As recently as 1815, the British government simply exiled Napoleon--who'd pillaged much of Europe--to the remote island of St. Helena, rather than heed calls from the masses for harsher punishment. But by the close of World War I, the victorious Allies couldn't ignore public demands for justice against the Germans. Invoking the first war-crimes conventions of 1899 and 1907, an international tribunal was established by the Treaty of Versailles. The United States vigorously opposed the tribunal, fearing its implications for American sovereignty. So the Allies resorted to trying suspected war criminals at Germany's high court in Leipzig.
"Flop." With no international oversight, Leipzig won a reputation for acquittals and light sentences. "Many in Germany were saying, `Why are our guys getting hauled off and not the Allies' guys?' while the Allies wound up feeling impotent," says Gary J. Bass, author of Stay the Hand of Vengeance: The Politics of War Crimes Tribunals. "It was an all-around flop." The Turks, meanwhile, opened a tribunal for the perpetrators of the 1915 Armenian genocide, which left a million dead. The trials ended when Kemal Ataturk, future founder of modern Turkey, kidnapped a handful of British soldiers and demanded the release of their Turkish prisoners. A string of assassinations claimed three suspected Turkish perpetrators soon after.
At the end of World War II, Roosevelt, his own mind changed, persuaded Churchill to abandon summary justice and try Nazi leaders at Nuremberg, in a truly international tribunal. This time, the judges were selected by the victors: the United States, Britain, Russia, and France. The Allies "wanted to send a signal to the publics of Axis states that this was going to be the last war of its kind," says University of Texas School of Law Prof.
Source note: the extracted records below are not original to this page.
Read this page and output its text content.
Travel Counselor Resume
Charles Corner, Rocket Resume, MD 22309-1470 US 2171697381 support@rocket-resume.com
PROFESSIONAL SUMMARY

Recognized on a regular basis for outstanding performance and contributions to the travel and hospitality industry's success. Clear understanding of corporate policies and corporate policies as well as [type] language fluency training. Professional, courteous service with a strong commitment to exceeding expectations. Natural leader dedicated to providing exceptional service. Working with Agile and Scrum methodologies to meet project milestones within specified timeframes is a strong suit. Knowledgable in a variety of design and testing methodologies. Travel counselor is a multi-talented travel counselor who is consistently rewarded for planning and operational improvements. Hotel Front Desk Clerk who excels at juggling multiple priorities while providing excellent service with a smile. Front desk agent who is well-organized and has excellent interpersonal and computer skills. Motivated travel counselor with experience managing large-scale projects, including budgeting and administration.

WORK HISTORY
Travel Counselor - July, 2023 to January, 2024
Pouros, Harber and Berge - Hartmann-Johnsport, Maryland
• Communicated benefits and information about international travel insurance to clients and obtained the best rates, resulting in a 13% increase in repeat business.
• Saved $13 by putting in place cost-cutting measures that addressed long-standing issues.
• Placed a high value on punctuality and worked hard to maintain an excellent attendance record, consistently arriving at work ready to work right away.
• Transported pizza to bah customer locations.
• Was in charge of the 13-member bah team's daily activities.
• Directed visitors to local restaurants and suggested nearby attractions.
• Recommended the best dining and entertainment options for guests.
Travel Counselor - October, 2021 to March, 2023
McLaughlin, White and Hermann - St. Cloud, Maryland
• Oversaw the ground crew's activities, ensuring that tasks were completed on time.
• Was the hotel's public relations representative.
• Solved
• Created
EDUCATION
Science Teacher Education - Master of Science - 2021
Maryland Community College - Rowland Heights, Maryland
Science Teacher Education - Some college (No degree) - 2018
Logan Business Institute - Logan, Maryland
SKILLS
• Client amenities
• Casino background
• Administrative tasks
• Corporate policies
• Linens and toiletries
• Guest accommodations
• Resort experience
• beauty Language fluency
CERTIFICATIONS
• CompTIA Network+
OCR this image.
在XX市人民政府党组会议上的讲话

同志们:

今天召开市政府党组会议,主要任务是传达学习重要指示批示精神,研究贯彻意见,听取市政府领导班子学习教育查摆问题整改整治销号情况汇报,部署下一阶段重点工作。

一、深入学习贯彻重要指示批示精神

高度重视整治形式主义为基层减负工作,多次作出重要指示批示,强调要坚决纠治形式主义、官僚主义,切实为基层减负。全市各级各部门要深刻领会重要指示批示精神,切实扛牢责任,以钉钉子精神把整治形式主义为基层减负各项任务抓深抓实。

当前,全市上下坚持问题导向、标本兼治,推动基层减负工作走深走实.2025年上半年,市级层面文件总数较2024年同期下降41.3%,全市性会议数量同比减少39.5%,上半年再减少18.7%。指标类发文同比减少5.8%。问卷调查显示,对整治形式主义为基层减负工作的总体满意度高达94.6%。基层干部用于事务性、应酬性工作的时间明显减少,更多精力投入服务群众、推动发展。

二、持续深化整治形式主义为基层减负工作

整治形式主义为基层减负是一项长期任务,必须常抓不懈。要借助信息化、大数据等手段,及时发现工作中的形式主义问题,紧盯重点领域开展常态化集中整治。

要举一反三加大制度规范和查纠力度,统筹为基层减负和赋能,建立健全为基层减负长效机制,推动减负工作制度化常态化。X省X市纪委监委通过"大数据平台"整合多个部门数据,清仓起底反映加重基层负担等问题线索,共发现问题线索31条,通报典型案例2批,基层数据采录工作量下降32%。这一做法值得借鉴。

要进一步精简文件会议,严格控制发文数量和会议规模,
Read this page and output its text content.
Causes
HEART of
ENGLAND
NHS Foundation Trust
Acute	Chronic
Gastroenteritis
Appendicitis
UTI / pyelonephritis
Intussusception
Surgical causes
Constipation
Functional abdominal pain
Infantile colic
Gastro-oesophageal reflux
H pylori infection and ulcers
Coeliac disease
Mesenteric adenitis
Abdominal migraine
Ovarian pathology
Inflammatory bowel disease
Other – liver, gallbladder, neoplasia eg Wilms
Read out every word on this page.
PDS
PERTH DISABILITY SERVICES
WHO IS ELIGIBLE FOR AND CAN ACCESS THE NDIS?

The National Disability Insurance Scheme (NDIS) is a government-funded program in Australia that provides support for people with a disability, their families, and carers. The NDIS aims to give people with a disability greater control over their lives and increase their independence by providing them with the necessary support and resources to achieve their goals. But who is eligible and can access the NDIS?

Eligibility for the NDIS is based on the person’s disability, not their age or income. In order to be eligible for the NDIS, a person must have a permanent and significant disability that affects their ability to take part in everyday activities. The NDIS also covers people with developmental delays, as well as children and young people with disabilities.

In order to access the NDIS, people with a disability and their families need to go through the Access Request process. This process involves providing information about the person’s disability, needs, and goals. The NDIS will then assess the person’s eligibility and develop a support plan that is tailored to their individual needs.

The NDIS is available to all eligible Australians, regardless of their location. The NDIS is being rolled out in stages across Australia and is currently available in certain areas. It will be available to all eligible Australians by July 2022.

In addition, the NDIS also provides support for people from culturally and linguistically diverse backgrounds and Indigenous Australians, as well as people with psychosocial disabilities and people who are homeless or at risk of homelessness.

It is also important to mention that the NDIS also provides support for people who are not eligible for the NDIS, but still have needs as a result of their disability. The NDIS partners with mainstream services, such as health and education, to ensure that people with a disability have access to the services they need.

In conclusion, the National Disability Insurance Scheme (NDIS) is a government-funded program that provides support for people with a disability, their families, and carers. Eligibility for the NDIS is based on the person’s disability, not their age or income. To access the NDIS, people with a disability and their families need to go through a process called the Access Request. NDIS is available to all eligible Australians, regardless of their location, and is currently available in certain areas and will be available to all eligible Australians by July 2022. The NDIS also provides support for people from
Steven Ratner. "By holding leaders accountable, they'd prevent future wars." In less than a year, the court tried 22 accused Nazis, sentencing a dozen to death. Unlike the WWI tribunals, Nuremberg didn't accept the "just following orders" defense. Says Ratner: "Nuremberg was the starting point of individual accountability."
The trials were also the first to allege crimes against humanity, like enslavement and extermination. With full access to Nazi records, the Allies followed Nuremberg with hundreds of lower-level trials in occupied Germany. In Italy, Mussolini was shot by Italian partisans and strung up in April 1945. But in Tokyo, an 11-nation tribunal began trying 28 alleged Japanese war criminals in 1946, resulting in the execution of Prime Minister Hideki Tojo.